Part of the answer lies in the concerted attack waged against unions by conservatives since the Reagan-Thatcher-Mulroney days. While organized labour has tended to work on an issue-by-issue basis, the other side has worked in an organized way to embed key ideas into the minds and hearts of ordinary people.
The marketing strategy of the corporate Right is clear. "Unions," they tell the public in every possible way at every opportunity, "are a threat to you. They make everything more expensive and kill jobs, and they're not accountable."
Almost all unions have communications departments, but none has a marketing strategy aimed at the public. No unions, that we know of, have people whose sole responsibility is improving the image of their union and of unions in general. Perhaps they didn't need to worry about this sort of thing in the old days, when the benefits of belonging to a union were more obvious. But after thirty years of anti-union propaganda and thirty years of laws that cut the legs out from under organized labour, it has become crucial for labour unions to improve how people see them.
Straight Goods News is sponsoring a workshop next month called Reviving Labour’s Image.
This is why Straight Goods News is sponsoring a workshop next month called Reviving Labour's Image. It features advertising guru Terry O'Reilly and six other experts in marketing, image work, polling, advertising, and psychology. Together with dozens of union leaders and staffers from every province, we'll be discussing the tools needed to change how workers see themselves and the unions who represent them?

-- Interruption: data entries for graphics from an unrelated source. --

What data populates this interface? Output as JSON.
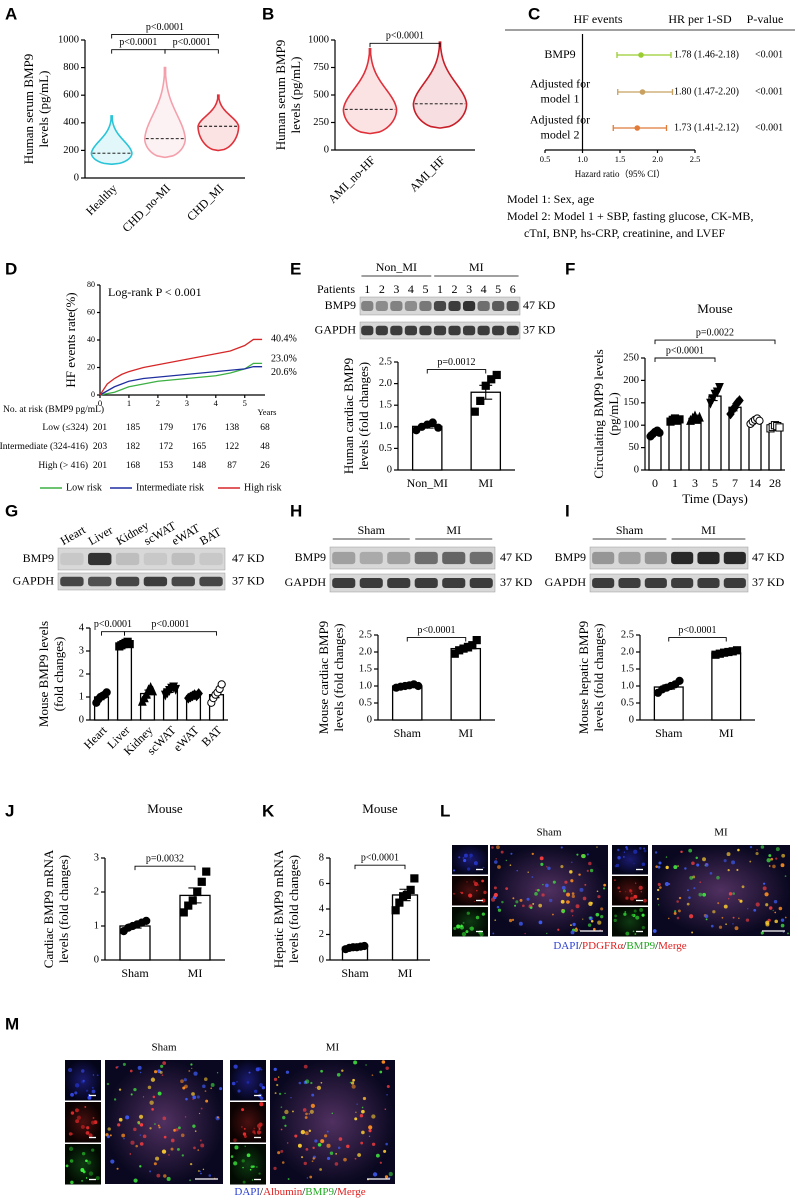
{
  "panel_labels": [
    "A",
    "B",
    "C",
    "D",
    "E",
    "F",
    "G",
    "H",
    "I",
    "J",
    "K",
    "L",
    "M"
  ],
  "chart_data": [
    {
      "type": "violin",
      "ylabel": [
        "Human serum BMP9",
        "levels (pg/mL)"
      ],
      "categories": [
        "Healthy",
        "CHD_no-MI",
        "CHD_MI"
      ],
      "values": [
        180,
        285,
        375
      ],
      "mins": [
        100,
        150,
        200
      ],
      "maxs": [
        450,
        800,
        600
      ],
      "colors": [
        "#29c4d8",
        "#f4a0ac",
        "#e0303a"
      ],
      "ylim": [
        0,
        1000
      ],
      "yticks": [
        0,
        200,
        400,
        600,
        800,
        1000
      ],
      "annotations": [
        "p<0.0001",
        "p<0.0001",
        "p<0.0001"
      ]
    },
    {
      "type": "violin",
      "ylabel": [
        "Human serum BMP9",
        "levels (pg/mL)"
      ],
      "categories": [
        "AMI_no-HF",
        "AMI_HF"
      ],
      "values": [
        370,
        420
      ],
      "mins": [
        150,
        200
      ],
      "maxs": [
        920,
        980
      ],
      "colors": [
        "#e0303a",
        "#c81e28"
      ],
      "ylim": [
        0,
        1000
      ],
      "yticks": [
        0,
        250,
        500,
        750,
        1000
      ],
      "annotations": [
        "p<0.0001"
      ]
    },
    {
      "type": "forest",
      "headers": [
        "HF events",
        "HR per 1-SD",
        "P-value"
      ],
      "categories": [
        [
          "BMP9"
        ],
        [
          "Adjusted for",
          "model 1"
        ],
        [
          "Adjusted for",
          "model 2"
        ]
      ],
      "values": [
        1.78,
        1.8,
        1.73
      ],
      "lows": [
        1.46,
        1.47,
        1.41
      ],
      "highs": [
        2.18,
        2.2,
        2.12
      ],
      "value_labels": [
        "1.78 (1.46-2.18)",
        "1.80 (1.47-2.20)",
        "1.73 (1.41-2.12)"
      ],
      "pvalues": [
        "<0.001",
        "<0.001",
        "<0.001"
      ],
      "colors": [
        "#9acd32",
        "#c8a060",
        "#e07b39"
      ],
      "reference_line": 1,
      "xlim": [
        0.5,
        2.5
      ],
      "xticks": [
        0.5,
        {
          "value": 1,
          "label": "1.0"
        },
        1.5,
        {
          "value": 2,
          "label": "2.0"
        },
        2.5
      ],
      "xlabel": "Hazard ratio（95% CI）",
      "notes": [
        "Model 1: Sex, age",
        "Model 2: Model 1 + SBP, fasting glucose, CK-MB,",
        "cTnI, BNP, hs-CRP, creatinine, and LVEF"
      ]
    },
    {
      "type": "line",
      "ylabel": [
        "HF events rate(%)"
      ],
      "xlabel": "Years",
      "annotation": "Log-rank P < 0.001",
      "x": [
        0,
        0.25,
        0.5,
        0.75,
        1,
        1.5,
        2,
        2.5,
        3,
        3.5,
        4,
        4.5,
        5,
        5.3,
        5.6
      ],
      "series": [
        {
          "name": "Low risk",
          "color": "#3cb043",
          "end_label": "23.0%",
          "values": [
            0,
            1,
            2,
            4,
            6,
            8,
            10,
            11,
            12,
            13,
            14,
            16,
            19,
            23.0,
            23.0
          ]
        },
        {
          "name": "Intermediate risk",
          "color": "#1f2fa0",
          "end_label": "20.6%",
          "values": [
            0,
            3,
            6,
            8,
            10,
            12,
            13,
            14,
            15,
            16,
            17,
            18,
            19,
            20.6,
            20.6
          ]
        },
        {
          "name": "High risk",
          "color": "#d62728",
          "end_label": "40.4%",
          "values": [
            0,
            8,
            12,
            15,
            17,
            20,
            22,
            24,
            26,
            28,
            30,
            32,
            36,
            40.4,
            40.4
          ]
        }
      ],
      "xlim": [
        0,
        5.7
      ],
      "xticks": [
        0,
        1,
        2,
        3,
        4,
        5
      ],
      "ylim": [
        0,
        80
      ],
      "yticks": [
        0,
        20,
        40,
        60,
        80
      ],
      "risk_table": {
        "title": "No. at risk (BMP9 pg/mL)",
        "rows": [
          {
            "label": "Low (≤324)",
            "counts": [
              201,
              185,
              179,
              176,
              138,
              68
            ]
          },
          {
            "label": "Intermediate (324-416)",
            "counts": [
              203,
              182,
              172,
              165,
              122,
              48
            ]
          },
          {
            "label": "High (> 416)",
            "counts": [
              201,
              168,
              153,
              148,
              87,
              26
            ]
          }
        ]
      }
    },
    {
      "type": "bar",
      "ylabel": [
        "Human cardiac BMP9",
        "levels (fold changes)"
      ],
      "categories": [
        "Non_MI",
        "MI"
      ],
      "values": [
        1.01,
        1.8
      ],
      "errors": [
        0.04,
        0.16
      ],
      "points": [
        [
          0.92,
          1.0,
          1.05,
          1.1,
          0.98
        ],
        [
          1.35,
          1.6,
          1.95,
          2.1,
          2.2
        ]
      ],
      "ylim": [
        0,
        2.5
      ],
      "yticks": [
        0,
        0.5,
        {
          "value": 1,
          "label": "1.0"
        },
        1.5,
        {
          "value": 2,
          "label": "2.0"
        },
        2.5
      ],
      "annotations": [
        "p=0.0012"
      ]
    },
    {
      "type": "bar",
      "title": "Mouse",
      "xlabel": "Time (Days)",
      "ylabel": [
        "Circulating BMP9 levels",
        "(pg/mL)"
      ],
      "categories": [
        "0",
        "1",
        "3",
        "5",
        "7",
        "14",
        "28"
      ],
      "values": [
        83,
        112,
        115,
        165,
        140,
        110,
        97
      ],
      "errors": [
        5,
        4,
        5,
        10,
        8,
        4,
        3
      ],
      "points": [
        [
          75,
          80,
          85,
          88,
          83
        ],
        [
          108,
          112,
          115,
          110,
          113
        ],
        [
          110,
          115,
          120,
          112,
          117
        ],
        [
          150,
          160,
          170,
          175,
          185
        ],
        [
          125,
          135,
          140,
          150,
          155
        ],
        [
          103,
          108,
          112,
          115,
          110
        ],
        [
          93,
          96,
          100,
          98,
          95
        ]
      ],
      "ylim": [
        0,
        250
      ],
      "yticks": [
        0,
        50,
        100,
        150,
        200,
        250
      ],
      "annotations": [
        "p<0.0001",
        "p=0.0022"
      ]
    },
    {
      "type": "bar",
      "ylabel": [
        "Mouse BMP9 levels",
        "(fold changes)"
      ],
      "categories": [
        "Heart",
        "Liver",
        "Kidney",
        "scWAT",
        "eWAT",
        "BAT"
      ],
      "values": [
        1.0,
        3.3,
        1.15,
        1.3,
        1.05,
        1.1
      ],
      "errors": [
        0.12,
        0.05,
        0.15,
        0.1,
        0.07,
        0.13
      ],
      "points": [
        [
          0.75,
          0.9,
          1.0,
          1.05,
          1.1,
          1.2
        ],
        [
          3.2,
          3.25,
          3.3,
          3.35,
          3.4,
          3.3
        ],
        [
          0.8,
          0.95,
          1.1,
          1.3,
          1.4,
          1.25
        ],
        [
          1.1,
          1.2,
          1.3,
          1.4,
          1.45,
          1.35
        ],
        [
          0.95,
          1.0,
          1.05,
          1.1,
          1.05,
          1.15
        ],
        [
          0.75,
          0.95,
          1.1,
          1.2,
          1.35,
          1.55
        ]
      ],
      "ylim": [
        0,
        4
      ],
      "yticks": [
        0,
        1,
        2,
        3,
        4
      ],
      "annotations": [
        "p<0.0001",
        "p<0.0001"
      ]
    },
    {
      "type": "bar",
      "ylabel": [
        "Mouse cardiac BMP9",
        "levels (fold changes)"
      ],
      "categories": [
        "Sham",
        "MI"
      ],
      "values": [
        1.0,
        2.1
      ],
      "errors": [
        0.04,
        0.07
      ],
      "points": [
        [
          0.95,
          0.98,
          1.0,
          1.02,
          1.05,
          1.0
        ],
        [
          1.95,
          2.05,
          2.1,
          2.15,
          2.2,
          2.35
        ]
      ],
      "ylim": [
        0,
        2.5
      ],
      "yticks": [
        0,
        0.5,
        {
          "value": 1,
          "label": "1.0"
        },
        1.5,
        {
          "value": 2,
          "label": "2.0"
        },
        2.5
      ],
      "annotations": [
        "p<0.0001"
      ]
    },
    {
      "type": "bar",
      "ylabel": [
        "Mouse hepatic BMP9",
        "levels (fold changes)"
      ],
      "categories": [
        "Sham",
        "MI"
      ],
      "values": [
        0.97,
        1.97
      ],
      "errors": [
        0.06,
        0.05
      ],
      "points": [
        [
          0.8,
          0.9,
          0.95,
          1.0,
          1.05,
          1.15
        ],
        [
          1.92,
          1.95,
          1.98,
          2.0,
          2.02,
          2.05
        ]
      ],
      "ylim": [
        0,
        2.5
      ],
      "yticks": [
        0,
        0.5,
        {
          "value": 1,
          "label": "1.0"
        },
        1.5,
        {
          "value": 2,
          "label": "2.0"
        },
        2.5
      ],
      "annotations": [
        "p<0.0001"
      ]
    },
    {
      "type": "bar",
      "title": "Mouse",
      "ylabel": [
        "Cardiac BMP9 mRNA",
        "levels (fold changes)"
      ],
      "categories": [
        "Sham",
        "MI"
      ],
      "values": [
        1.0,
        1.9
      ],
      "errors": [
        0.06,
        0.22
      ],
      "points": [
        [
          0.85,
          0.95,
          1.0,
          1.05,
          1.1,
          1.15
        ],
        [
          1.4,
          1.6,
          1.75,
          2.0,
          2.3,
          2.6
        ]
      ],
      "ylim": [
        0,
        3
      ],
      "yticks": [
        0,
        1,
        2,
        3
      ],
      "annotations": [
        "p=0.0032"
      ]
    },
    {
      "type": "bar",
      "title": "Mouse",
      "ylabel": [
        "Hepatic BMP9 mRNA",
        "levels (fold changes)"
      ],
      "categories": [
        "Sham",
        "MI"
      ],
      "values": [
        1.0,
        5.1
      ],
      "errors": [
        0.04,
        0.45
      ],
      "points": [
        [
          0.85,
          0.95,
          1.0,
          1.0,
          1.05,
          1.1
        ],
        [
          3.9,
          4.5,
          5.0,
          5.1,
          5.5,
          6.4
        ]
      ],
      "ylim": [
        0,
        8
      ],
      "yticks": [
        0,
        2,
        4,
        6,
        8
      ],
      "annotations": [
        "p<0.0001"
      ]
    }
  ],
  "blots": [
    {
      "groups": [
        "Non_MI",
        "MI"
      ],
      "lanes_title": "Patients",
      "lanes": [
        "1",
        "2",
        "3",
        "4",
        "5",
        "1",
        "2",
        "3",
        "4",
        "5",
        "6"
      ],
      "rows": [
        "BMP9",
        "GAPDH"
      ],
      "sizes": [
        "47 KD",
        "37 KD"
      ]
    },
    {
      "lanes": [
        "Heart",
        "Liver",
        "Kidney",
        "scWAT",
        "eWAT",
        "BAT"
      ],
      "rows": [
        "BMP9",
        "GAPDH"
      ],
      "sizes": [
        "47 KD",
        "37 KD"
      ]
    },
    {
      "groups": [
        "Sham",
        "MI"
      ],
      "rows": [
        "BMP9",
        "GAPDH"
      ],
      "sizes": [
        "47 KD",
        "37 KD"
      ]
    },
    {
      "groups": [
        "Sham",
        "MI"
      ],
      "rows": [
        "BMP9",
        "GAPDH"
      ],
      "sizes": [
        "47 KD",
        "37 KD"
      ]
    }
  ],
  "images": [
    {
      "columns": [
        "Sham",
        "MI"
      ],
      "separator": "/",
      "legend": [
        {
          "text": "DAPI",
          "color": "#2a3fcf"
        },
        {
          "text": "PDGFRα",
          "color": "#e02020"
        },
        {
          "text": "BMP9",
          "color": "#22aa22"
        },
        {
          "text": "Merge",
          "color": "#e02020"
        }
      ]
    },
    {
      "columns": [
        "Sham",
        "MI"
      ],
      "separator": "/",
      "legend": [
        {
          "text": "DAPI",
          "color": "#2a3fcf"
        },
        {
          "text": "Albumin",
          "color": "#e02020"
        },
        {
          "text": "BMP9",
          "color": "#22aa22"
        },
        {
          "text": "Merge",
          "color": "#e02020"
        }
      ]
    }
  ]
}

What kind of changes do unions need to make to convince existing members, potential new members and the general public of their importance and relevance? How can the frame of the labour movement — that fairness and collective justice benefit everyone — replace the Stephen Harper/Don Cherry frame of greed and power?
Fortunately, these kinds of concerns are being looked at in the proposed merger of the two big private-sector unions CAW and CEP. The Canadian Labour Congress is also exploring these questions. These explorations, as well as Straight Goods News' workshop, however, need to lead to more than a self-serving conclusion that unions have to keep on doing what we're doing, but just do a better job of it. If that's the case, the writing is on the wall.